IHS iSuppli did a teardown of Apple’s new iPad mini over the weekend, and have found that the 16GB Wi-Fi only model costs around $188 to build, which means the new device could be giving Apple a gross margin of around 43 percent.
By factoring Apple’s $188 bill of materials, or BOM, and manufacturing costs against the low-end 16GB Wi-Fi version’s $329 price tag, it can be concluded that the unit is netting the company 43 percent margins on the high end.
The teardown also found that the 32GB and 64GB models cost Apple an additional $31 and $62 respectively.
The flash memory in the teardown unit was determined to be from South Korean maker Hyniox, with Japan’s Elpida providing the system memory. Both components were formerly purchased form Samsung, however Apple appears to be continuing to work on relying less on its frenemy for components.
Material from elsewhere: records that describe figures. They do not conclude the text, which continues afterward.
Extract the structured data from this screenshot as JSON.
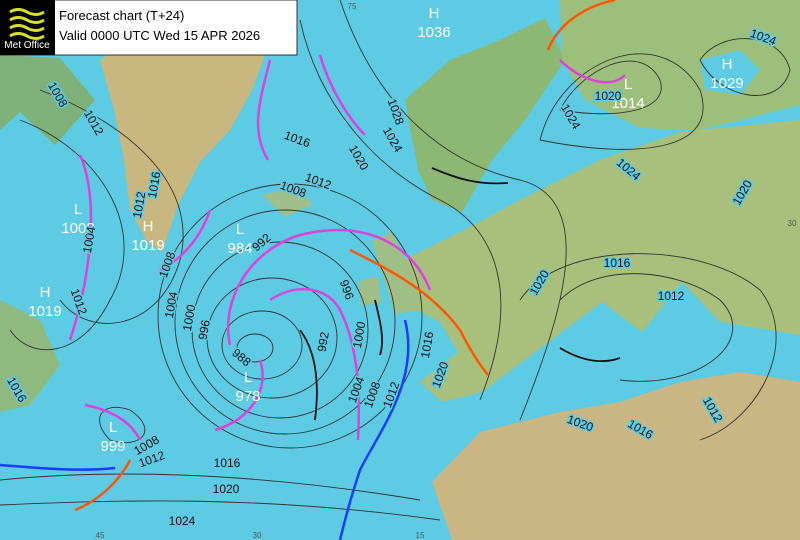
{
  "header": {
    "logo": "Met Office",
    "title": "Forecast chart (T+24)",
    "valid": "Valid 0000 UTC Wed 15 APR 2026"
  },
  "centers": [
    {
      "kind": "H",
      "value": 1036
    },
    {
      "kind": "L",
      "value": 1014
    },
    {
      "kind": "H",
      "value": 1029
    },
    {
      "kind": "L",
      "value": 1003
    },
    {
      "kind": "H",
      "value": 1019
    },
    {
      "kind": "L",
      "value": 984
    },
    {
      "kind": "H",
      "value": 1019
    },
    {
      "kind": "L",
      "value": 978
    },
    {
      "kind": "L",
      "value": 999
    }
  ],
  "isobar_labels": [
    1008,
    1012,
    1016,
    1012,
    1008,
    1004,
    1012,
    1004,
    1000,
    996,
    992,
    1008,
    1012,
    1016,
    1020,
    1024,
    1028,
    996,
    992,
    1000,
    1004,
    1008,
    1012,
    1016,
    1020,
    988,
    1020,
    1024,
    1024,
    1024,
    1020,
    1016,
    1012,
    1020,
    1016,
    1012,
    1020,
    1016,
    1020,
    1024,
    1008,
    1012,
    1016
  ],
  "grid_labels": [
    "75",
    "45",
    "30",
    "15",
    "30"
  ]
}
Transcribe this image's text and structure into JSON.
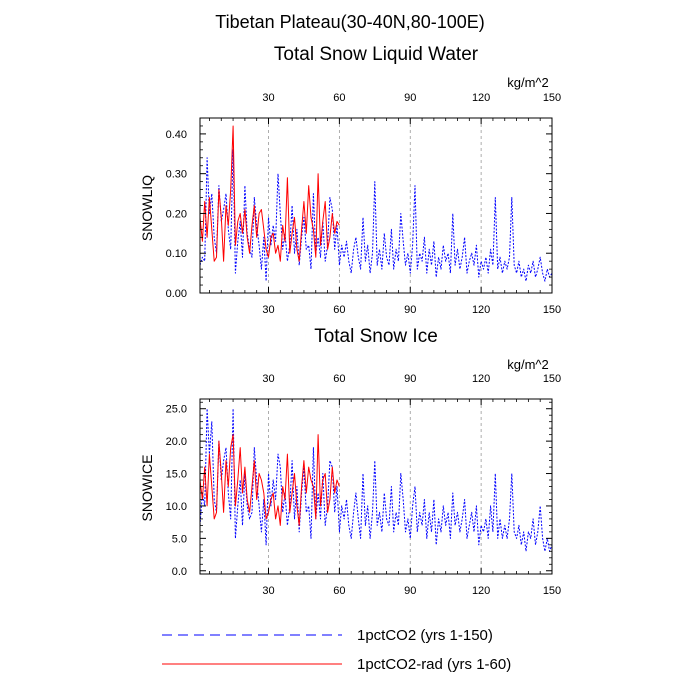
{
  "figure": {
    "title": "Tibetan Plateau(30-40N,80-100E)",
    "units": "kg/m^2"
  },
  "legend": {
    "items": [
      {
        "label": "1pctCO2 (yrs 1-150)",
        "color": "#0000ff",
        "dash": true
      },
      {
        "label": "1pctCO2-rad (yrs 1-60)",
        "color": "#ff0000",
        "dash": false
      }
    ]
  },
  "chart_data": [
    {
      "type": "line",
      "title": "Total Snow Liquid Water",
      "ylabel": "SNOWLIQ",
      "units": "kg/m^2",
      "xlim": [
        1,
        150
      ],
      "ylim": [
        0,
        0.44
      ],
      "xticks": [
        30,
        60,
        90,
        120,
        150
      ],
      "xtick_labels": [
        "30",
        "60",
        "90",
        "120",
        "150"
      ],
      "yticks": [
        0,
        0.1,
        0.2,
        0.3,
        0.4
      ],
      "ytick_labels": [
        "0.00",
        "0.10",
        "0.20",
        "0.30",
        "0.40"
      ],
      "grid": "vertical dashed at x ticks",
      "series": [
        {
          "name": "1pctCO2 (yrs 1-150)",
          "color": "#0000ff",
          "dash": true,
          "x_start": 1,
          "values": [
            0.07,
            0.09,
            0.08,
            0.34,
            0.2,
            0.25,
            0.14,
            0.1,
            0.27,
            0.18,
            0.21,
            0.25,
            0.16,
            0.11,
            0.36,
            0.05,
            0.13,
            0.18,
            0.09,
            0.27,
            0.15,
            0.11,
            0.09,
            0.24,
            0.17,
            0.12,
            0.06,
            0.14,
            0.03,
            0.19,
            0.12,
            0.17,
            0.13,
            0.3,
            0.2,
            0.11,
            0.15,
            0.08,
            0.12,
            0.22,
            0.1,
            0.16,
            0.07,
            0.14,
            0.19,
            0.11,
            0.12,
            0.06,
            0.25,
            0.1,
            0.14,
            0.09,
            0.18,
            0.08,
            0.12,
            0.24,
            0.21,
            0.11,
            0.17,
            0.07,
            0.12,
            0.09,
            0.13,
            0.08,
            0.05,
            0.11,
            0.14,
            0.09,
            0.06,
            0.19,
            0.08,
            0.12,
            0.05,
            0.1,
            0.28,
            0.07,
            0.11,
            0.06,
            0.15,
            0.09,
            0.07,
            0.16,
            0.06,
            0.11,
            0.08,
            0.2,
            0.13,
            0.07,
            0.1,
            0.05,
            0.12,
            0.27,
            0.06,
            0.1,
            0.08,
            0.14,
            0.05,
            0.11,
            0.07,
            0.13,
            0.04,
            0.09,
            0.06,
            0.12,
            0.08,
            0.1,
            0.05,
            0.2,
            0.07,
            0.11,
            0.06,
            0.09,
            0.14,
            0.05,
            0.08,
            0.1,
            0.07,
            0.12,
            0.04,
            0.08,
            0.06,
            0.09,
            0.05,
            0.11,
            0.07,
            0.24,
            0.06,
            0.09,
            0.05,
            0.08,
            0.06,
            0.09,
            0.24,
            0.07,
            0.05,
            0.08,
            0.04,
            0.06,
            0.03,
            0.07,
            0.05,
            0.08,
            0.04,
            0.06,
            0.09,
            0.05,
            0.03,
            0.06,
            0.04,
            0.05
          ]
        },
        {
          "name": "1pctCO2-rad (yrs 1-60)",
          "color": "#ff0000",
          "dash": false,
          "x_start": 1,
          "values": [
            0.19,
            0.13,
            0.23,
            0.14,
            0.24,
            0.16,
            0.08,
            0.09,
            0.26,
            0.19,
            0.08,
            0.22,
            0.17,
            0.26,
            0.42,
            0.12,
            0.18,
            0.2,
            0.15,
            0.21,
            0.14,
            0.1,
            0.17,
            0.22,
            0.14,
            0.2,
            0.21,
            0.16,
            0.11,
            0.09,
            0.14,
            0.15,
            0.1,
            0.12,
            0.08,
            0.17,
            0.13,
            0.29,
            0.1,
            0.15,
            0.19,
            0.11,
            0.08,
            0.16,
            0.23,
            0.15,
            0.27,
            0.19,
            0.16,
            0.09,
            0.3,
            0.12,
            0.18,
            0.23,
            0.11,
            0.14,
            0.2,
            0.15,
            0.18,
            0.17
          ]
        }
      ]
    },
    {
      "type": "line",
      "title": "Total Snow Ice",
      "ylabel": "SNOWICE",
      "units": "kg/m^2",
      "xlim": [
        1,
        150
      ],
      "ylim": [
        -0.5,
        26.5
      ],
      "xticks": [
        30,
        60,
        90,
        120,
        150
      ],
      "xtick_labels": [
        "30",
        "60",
        "90",
        "120",
        "150"
      ],
      "yticks": [
        0,
        5,
        10,
        15,
        20,
        25
      ],
      "ytick_labels": [
        "0.0",
        "5.0",
        "10.0",
        "15.0",
        "20.0",
        "25.0"
      ],
      "grid": "vertical dashed at x ticks",
      "series": [
        {
          "name": "1pctCO2 (yrs 1-150)",
          "color": "#0000ff",
          "dash": true,
          "x_start": 1,
          "values": [
            7,
            12,
            10,
            25,
            18,
            23,
            11,
            9,
            20,
            14,
            17,
            19,
            12,
            8,
            25,
            5,
            10,
            14,
            7,
            15,
            10,
            8,
            9,
            19,
            14,
            10,
            6,
            11,
            4,
            15,
            10,
            14,
            11,
            18,
            16,
            9,
            12,
            7,
            10,
            17,
            8,
            13,
            6,
            12,
            16,
            9,
            10,
            5,
            19,
            8,
            12,
            8,
            15,
            7,
            10,
            17,
            16,
            9,
            13,
            6,
            10,
            8,
            11,
            7,
            5,
            9,
            12,
            8,
            5,
            15,
            7,
            10,
            5,
            9,
            17,
            7,
            9,
            6,
            12,
            8,
            7,
            13,
            6,
            9,
            7,
            15,
            11,
            6,
            8,
            5,
            10,
            13,
            6,
            9,
            7,
            11,
            5,
            9,
            6,
            11,
            4,
            8,
            6,
            10,
            7,
            9,
            5,
            12,
            7,
            9,
            6,
            8,
            11,
            5,
            7,
            9,
            6,
            10,
            4,
            7,
            6,
            8,
            5,
            10,
            6,
            15,
            5,
            8,
            5,
            7,
            5,
            8,
            15,
            6,
            5,
            7,
            4,
            6,
            3,
            6,
            5,
            8,
            4,
            6,
            10,
            5,
            3,
            5,
            3,
            4
          ]
        },
        {
          "name": "1pctCO2-rad (yrs 1-60)",
          "color": "#ff0000",
          "dash": false,
          "x_start": 1,
          "values": [
            14,
            11,
            16,
            10,
            18,
            13,
            8,
            9,
            20,
            15,
            9,
            17,
            13,
            19,
            21,
            10,
            14,
            19,
            12,
            16,
            11,
            9,
            13,
            17,
            11,
            15,
            14,
            12,
            8,
            9,
            11,
            12,
            8,
            10,
            7,
            13,
            11,
            18,
            9,
            12,
            15,
            10,
            7,
            13,
            17,
            12,
            16,
            14,
            13,
            8,
            21,
            10,
            14,
            15,
            9,
            11,
            16,
            12,
            14,
            13
          ]
        }
      ]
    }
  ]
}
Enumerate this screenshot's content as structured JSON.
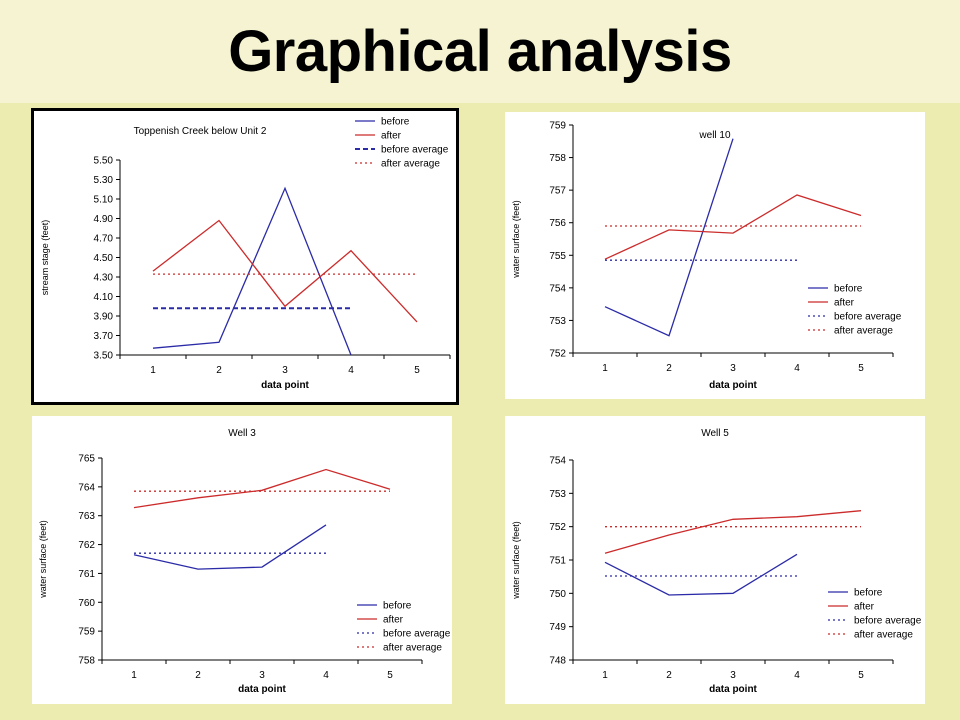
{
  "slide": {
    "title": "Graphical analysis"
  },
  "colors": {
    "before": "#2b2ba8",
    "after": "#cc2b2b",
    "background": "#ecebb0",
    "title_band": "#f5f3d2"
  },
  "chart_data": [
    {
      "type": "line",
      "title": "Toppenish Creek below Unit 2",
      "xlabel": "data point",
      "ylabel": "stream stage (feet)",
      "x": [
        1,
        2,
        3,
        4,
        5
      ],
      "ylim": [
        3.5,
        5.5
      ],
      "yticks": [
        "3.50",
        "3.70",
        "3.90",
        "4.10",
        "4.30",
        "4.50",
        "4.70",
        "4.90",
        "5.10",
        "5.30",
        "5.50"
      ],
      "legend_position": "top-right",
      "series": [
        {
          "name": "before",
          "values": [
            3.57,
            3.63,
            5.21,
            3.5,
            null
          ],
          "style": "solid",
          "color": "#2b2ba8"
        },
        {
          "name": "after",
          "values": [
            4.36,
            4.88,
            4.0,
            4.57,
            3.84
          ],
          "style": "solid",
          "color": "#cc2b2b"
        },
        {
          "name": "before average",
          "values": [
            3.98,
            3.98,
            3.98,
            3.98,
            null
          ],
          "style": "dashed",
          "color": "#2b2ba8"
        },
        {
          "name": "after average",
          "values": [
            4.33,
            4.33,
            4.33,
            4.33,
            4.33
          ],
          "style": "dotted",
          "color": "#cc2b2b"
        }
      ]
    },
    {
      "type": "line",
      "title": "well 10",
      "xlabel": "data point",
      "ylabel": "water surface (feet)",
      "x": [
        1,
        2,
        3,
        4,
        5
      ],
      "ylim": [
        752,
        759
      ],
      "yticks": [
        "752",
        "753",
        "754",
        "755",
        "756",
        "757",
        "758",
        "759"
      ],
      "legend_position": "bottom-right",
      "series": [
        {
          "name": "before",
          "values": [
            753.42,
            752.53,
            758.58,
            null,
            null
          ],
          "style": "solid",
          "color": "#2b2ba8"
        },
        {
          "name": "after",
          "values": [
            754.88,
            755.78,
            755.68,
            756.85,
            756.22
          ],
          "style": "solid",
          "color": "#cc2b2b"
        },
        {
          "name": "before average",
          "values": [
            754.85,
            754.85,
            754.85,
            754.85,
            null
          ],
          "style": "dotted",
          "color": "#2b2ba8"
        },
        {
          "name": "after average",
          "values": [
            755.9,
            755.9,
            755.9,
            755.9,
            755.9
          ],
          "style": "dotted",
          "color": "#cc2b2b"
        }
      ]
    },
    {
      "type": "line",
      "title": "Well 3",
      "xlabel": "data point",
      "ylabel": "water surface (feet)",
      "x": [
        1,
        2,
        3,
        4,
        5
      ],
      "ylim": [
        758,
        765
      ],
      "yticks": [
        "758",
        "759",
        "760",
        "761",
        "762",
        "763",
        "764",
        "765"
      ],
      "legend_position": "bottom-right",
      "series": [
        {
          "name": "before",
          "values": [
            761.65,
            761.15,
            761.22,
            762.68,
            null
          ],
          "style": "solid",
          "color": "#2b2ba8"
        },
        {
          "name": "after",
          "values": [
            763.28,
            763.62,
            763.88,
            764.6,
            763.92
          ],
          "style": "solid",
          "color": "#cc2b2b"
        },
        {
          "name": "before average",
          "values": [
            761.7,
            761.7,
            761.7,
            761.7,
            null
          ],
          "style": "dotted",
          "color": "#2b2ba8"
        },
        {
          "name": "after average",
          "values": [
            763.85,
            763.85,
            763.85,
            763.85,
            763.85
          ],
          "style": "dotted",
          "color": "#cc2b2b"
        }
      ]
    },
    {
      "type": "line",
      "title": "Well 5",
      "xlabel": "data point",
      "ylabel": "water surface (feet)",
      "x": [
        1,
        2,
        3,
        4,
        5
      ],
      "ylim": [
        748,
        754
      ],
      "yticks": [
        "748",
        "749",
        "750",
        "751",
        "752",
        "753",
        "754"
      ],
      "legend_position": "bottom-right",
      "series": [
        {
          "name": "before",
          "values": [
            750.93,
            749.95,
            750.0,
            751.17,
            null
          ],
          "style": "solid",
          "color": "#2b2ba8"
        },
        {
          "name": "after",
          "values": [
            751.2,
            751.75,
            752.22,
            752.3,
            752.48
          ],
          "style": "solid",
          "color": "#cc2b2b"
        },
        {
          "name": "before average",
          "values": [
            750.52,
            750.52,
            750.52,
            750.52,
            null
          ],
          "style": "dotted",
          "color": "#2b2ba8"
        },
        {
          "name": "after average",
          "values": [
            752.0,
            752.0,
            752.0,
            752.0,
            752.0
          ],
          "style": "dotted",
          "color": "#cc2b2b"
        }
      ]
    }
  ]
}
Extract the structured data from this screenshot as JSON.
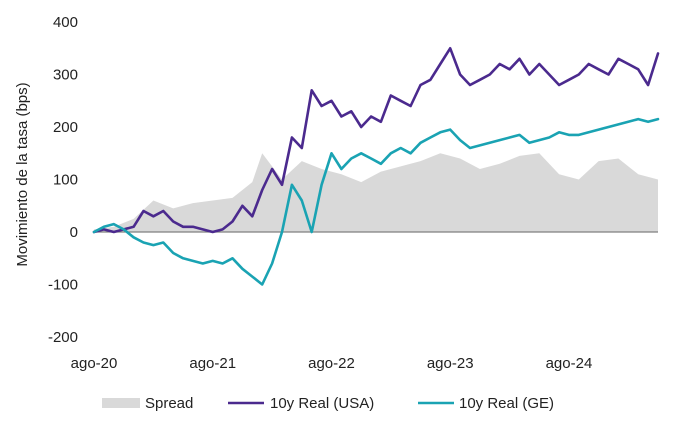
{
  "chart_data": {
    "type": "line",
    "title": "",
    "xlabel": "",
    "ylabel": "Movimiento de la tasa (bps)",
    "ylim": [
      -200,
      400
    ],
    "yticks": [
      -200,
      -100,
      0,
      100,
      200,
      300,
      400
    ],
    "xticks": [
      {
        "label": "ago-20",
        "x": "2020-08"
      },
      {
        "label": "ago-21",
        "x": "2021-08"
      },
      {
        "label": "ago-22",
        "x": "2022-08"
      },
      {
        "label": "ago-23",
        "x": "2023-08"
      },
      {
        "label": "ago-24",
        "x": "2024-08"
      }
    ],
    "xlim": [
      "2020-08",
      "2025-05"
    ],
    "grid": false,
    "legend_position": "bottom",
    "colors": {
      "spread": "#d9d9d9",
      "usa": "#4b2a8e",
      "ge": "#1aa3b3",
      "axis": "#808080"
    },
    "series": [
      {
        "name": "Spread",
        "type": "area",
        "color": "#d9d9d9",
        "x": [
          "2020-08",
          "2020-10",
          "2020-12",
          "2021-02",
          "2021-04",
          "2021-06",
          "2021-08",
          "2021-10",
          "2021-12",
          "2022-01",
          "2022-03",
          "2022-05",
          "2022-07",
          "2022-09",
          "2022-11",
          "2023-01",
          "2023-03",
          "2023-05",
          "2023-07",
          "2023-09",
          "2023-11",
          "2024-01",
          "2024-03",
          "2024-05",
          "2024-07",
          "2024-09",
          "2024-11",
          "2025-01",
          "2025-03",
          "2025-05"
        ],
        "values": [
          5,
          10,
          25,
          60,
          45,
          55,
          60,
          65,
          95,
          150,
          100,
          135,
          120,
          110,
          95,
          115,
          125,
          135,
          150,
          140,
          120,
          130,
          145,
          150,
          110,
          100,
          135,
          140,
          110,
          100
        ]
      },
      {
        "name": "10y Real (USA)",
        "type": "line",
        "color": "#4b2a8e",
        "x": [
          "2020-08",
          "2020-09",
          "2020-10",
          "2020-11",
          "2020-12",
          "2021-01",
          "2021-02",
          "2021-03",
          "2021-04",
          "2021-05",
          "2021-06",
          "2021-07",
          "2021-08",
          "2021-09",
          "2021-10",
          "2021-11",
          "2021-12",
          "2022-01",
          "2022-02",
          "2022-03",
          "2022-04",
          "2022-05",
          "2022-06",
          "2022-07",
          "2022-08",
          "2022-09",
          "2022-10",
          "2022-11",
          "2022-12",
          "2023-01",
          "2023-02",
          "2023-03",
          "2023-04",
          "2023-05",
          "2023-06",
          "2023-07",
          "2023-08",
          "2023-09",
          "2023-10",
          "2023-11",
          "2023-12",
          "2024-01",
          "2024-02",
          "2024-03",
          "2024-04",
          "2024-05",
          "2024-06",
          "2024-07",
          "2024-08",
          "2024-09",
          "2024-10",
          "2024-11",
          "2024-12",
          "2025-01",
          "2025-02",
          "2025-03",
          "2025-04",
          "2025-05"
        ],
        "values": [
          0,
          5,
          0,
          5,
          10,
          40,
          30,
          40,
          20,
          10,
          10,
          5,
          0,
          5,
          20,
          50,
          30,
          80,
          120,
          90,
          180,
          160,
          270,
          240,
          250,
          220,
          230,
          200,
          220,
          210,
          260,
          250,
          240,
          280,
          290,
          320,
          350,
          300,
          280,
          290,
          300,
          320,
          310,
          330,
          300,
          320,
          300,
          280,
          290,
          300,
          320,
          310,
          300,
          330,
          320,
          310,
          280,
          340
        ]
      },
      {
        "name": "10y Real (GE)",
        "type": "line",
        "color": "#1aa3b3",
        "x": [
          "2020-08",
          "2020-09",
          "2020-10",
          "2020-11",
          "2020-12",
          "2021-01",
          "2021-02",
          "2021-03",
          "2021-04",
          "2021-05",
          "2021-06",
          "2021-07",
          "2021-08",
          "2021-09",
          "2021-10",
          "2021-11",
          "2021-12",
          "2022-01",
          "2022-02",
          "2022-03",
          "2022-04",
          "2022-05",
          "2022-06",
          "2022-07",
          "2022-08",
          "2022-09",
          "2022-10",
          "2022-11",
          "2022-12",
          "2023-01",
          "2023-02",
          "2023-03",
          "2023-04",
          "2023-05",
          "2023-06",
          "2023-07",
          "2023-08",
          "2023-09",
          "2023-10",
          "2023-11",
          "2023-12",
          "2024-01",
          "2024-02",
          "2024-03",
          "2024-04",
          "2024-05",
          "2024-06",
          "2024-07",
          "2024-08",
          "2024-09",
          "2024-10",
          "2024-11",
          "2024-12",
          "2025-01",
          "2025-02",
          "2025-03",
          "2025-04",
          "2025-05"
        ],
        "values": [
          0,
          10,
          15,
          5,
          -10,
          -20,
          -25,
          -20,
          -40,
          -50,
          -55,
          -60,
          -55,
          -60,
          -50,
          -70,
          -85,
          -100,
          -60,
          0,
          90,
          60,
          0,
          90,
          150,
          120,
          140,
          150,
          140,
          130,
          150,
          160,
          150,
          170,
          180,
          190,
          195,
          175,
          160,
          165,
          170,
          175,
          180,
          185,
          170,
          175,
          180,
          190,
          185,
          185,
          190,
          195,
          200,
          205,
          210,
          215,
          210,
          215
        ]
      }
    ]
  }
}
IHS iSuppli reports that the mini’s 7.9 inch display and corresponding components cost around $80, accounting for about 43% of the bill of materials. The panels are using GF2 technology, which raised per unit costs due to challenges experienced during manufacturing. The price should come down as production of the component normalizes.
The rest of the teardown shows the rest of the chips in the mini are from the usual lineup of suppliers, which include Cirrus Logic (audio silicon), STMicroelectronics (accelerometer), and a Murata-assembled wireless communications package containing chips made by Broadcom.
It’s important to mention that the above gross margin figures are before the costs of marketing, research and development, employee costs, storage, retail employees, shipping, etc. are added to Apples expenses, so they aren’t making a final profit anywhere near the 43% margin IHS estimates.